Discussion:
[OpenRISC] mor1kx multicore
Stefan Wallentowitz
2014-04-28 12:08:03 UTC
Permalink
Dear all,

finally, a big blob with some first multicore changes plus some massive
changes in newlib for better usability. Summary:

* mor1kx changes (https://github.com/wallento/mor1kx/tree/multicore)
* adds SPR_COREID and SPR_NUMCORES
* cherry-pick Stefan's l.lwa/l.swa
* adds snoop port to abort atomic on write to same address
* adds trace port (mor1kx_monitor does not work for two cores), this
can then be used for synthesizable trace processing
* adds ISR0 and ISR1 as "shadow register" alternative for calculations
in the prolog of exceptions

* or1k-src general changes (https://github.com/wallento/or1k-src)
* reentrant libc as we may want to use libc in exception handling
* different stacks for exception and software due to virtual memory
* Extend or1k support with restore and some service functions
* malloc_lock and malloc_unlock to avoid interrupts during malloc

* multicore stuff (https://github.com/wallento/or1k-src/tree/multicore)
* build two libgloss versions: libor1k.a and libor1k_mc.a, crt0{_mc}.o
* use SPR_COREID and SPR_NUMCORES in or1k_coreid() and or1k_numcores()
* cherry-pick Stefan's l.lwa/l.swa
* Basic synchronization functions in or1k-support
* Reentrant or1k-support for multiple cores
* libc Reentrancy for multiple cores
* malloc_lock uses l.lwa/l.swa

* or1k-gcc (https://github.com/wallento/or1k-gcc/tree/multicore)
* Add -mmulticore to switch between libor1k.a/crt0.o and
libor1k_mc.a/crt0_mc.o

You can run a demo (currently in Modelsim only) using fusesoc:

* Modified orpsoc-cores at
https://github.com/wallento/orpsoc-cores/tree/multicore-demo
* (for 64-bit Modelsim: fusesoc at https://github.com/wallento/fusesoc)

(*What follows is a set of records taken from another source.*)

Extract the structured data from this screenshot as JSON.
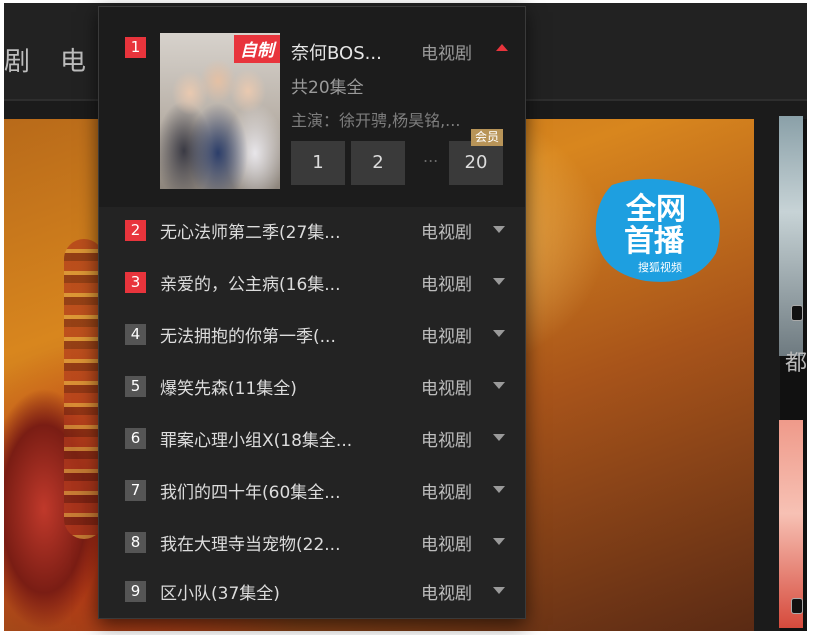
{
  "nav": {
    "item_1": "剧",
    "item_2": "电"
  },
  "badge": {
    "line1": "全网",
    "line2": "首播",
    "brand": "搜狐视频"
  },
  "side": {
    "label": "都"
  },
  "panel": {
    "top_item": {
      "rank": "1",
      "tag": "自制",
      "title": "奈何BOS...",
      "category": "电视剧",
      "episodes": "共20集全",
      "cast": "主演：徐开骋,杨昊铭,...",
      "episode_buttons": [
        "1",
        "2",
        "20"
      ],
      "ellipsis": "...",
      "vip_label": "会员"
    },
    "items": [
      {
        "rank": "2",
        "title": "无心法师第二季(27集...",
        "category": "电视剧",
        "hot": true
      },
      {
        "rank": "3",
        "title": "亲爱的，公主病(16集...",
        "category": "电视剧",
        "hot": true
      },
      {
        "rank": "4",
        "title": "无法拥抱的你第一季(...",
        "category": "电视剧",
        "hot": false
      },
      {
        "rank": "5",
        "title": "爆笑先森(11集全)",
        "category": "电视剧",
        "hot": false
      },
      {
        "rank": "6",
        "title": "罪案心理小组X(18集全...",
        "category": "电视剧",
        "hot": false
      },
      {
        "rank": "7",
        "title": "我们的四十年(60集全...",
        "category": "电视剧",
        "hot": false
      },
      {
        "rank": "8",
        "title": "我在大理寺当宠物(22...",
        "category": "电视剧",
        "hot": false
      },
      {
        "rank": "9",
        "title": "区小队(37集全)",
        "category": "电视剧",
        "hot": false
      }
    ]
  },
  "colors": {
    "hot_rank": "#e8343c",
    "normal_rank": "#555555",
    "vip": "#b89458"
  }
}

There is a very small example at: http://pastebin.com/1dyUnygK

When you want to try it out and have ~20 minutes, try this walkthrough:
http://pastebin.com/uDsh5DJE

I am looking forward to all discussion and input.

Bye,
Stefan
Stefan Kristiansson
2014-04-29 06:02:27 UTC
Permalink
On Mon, Apr 28, 2014 at 3:08 PM, Stefan Wallentowitz
Post by Stefan Wallentowitz
Dear all,
finally, a big blob with some first multicore changes plus some massive
Wow, this is way cool!
And massive bonus points for using bleeding edge "OpenRISC community
technology", like fusesoc/orpsoc-cores etc.
I will definitely set a side some time to play with this.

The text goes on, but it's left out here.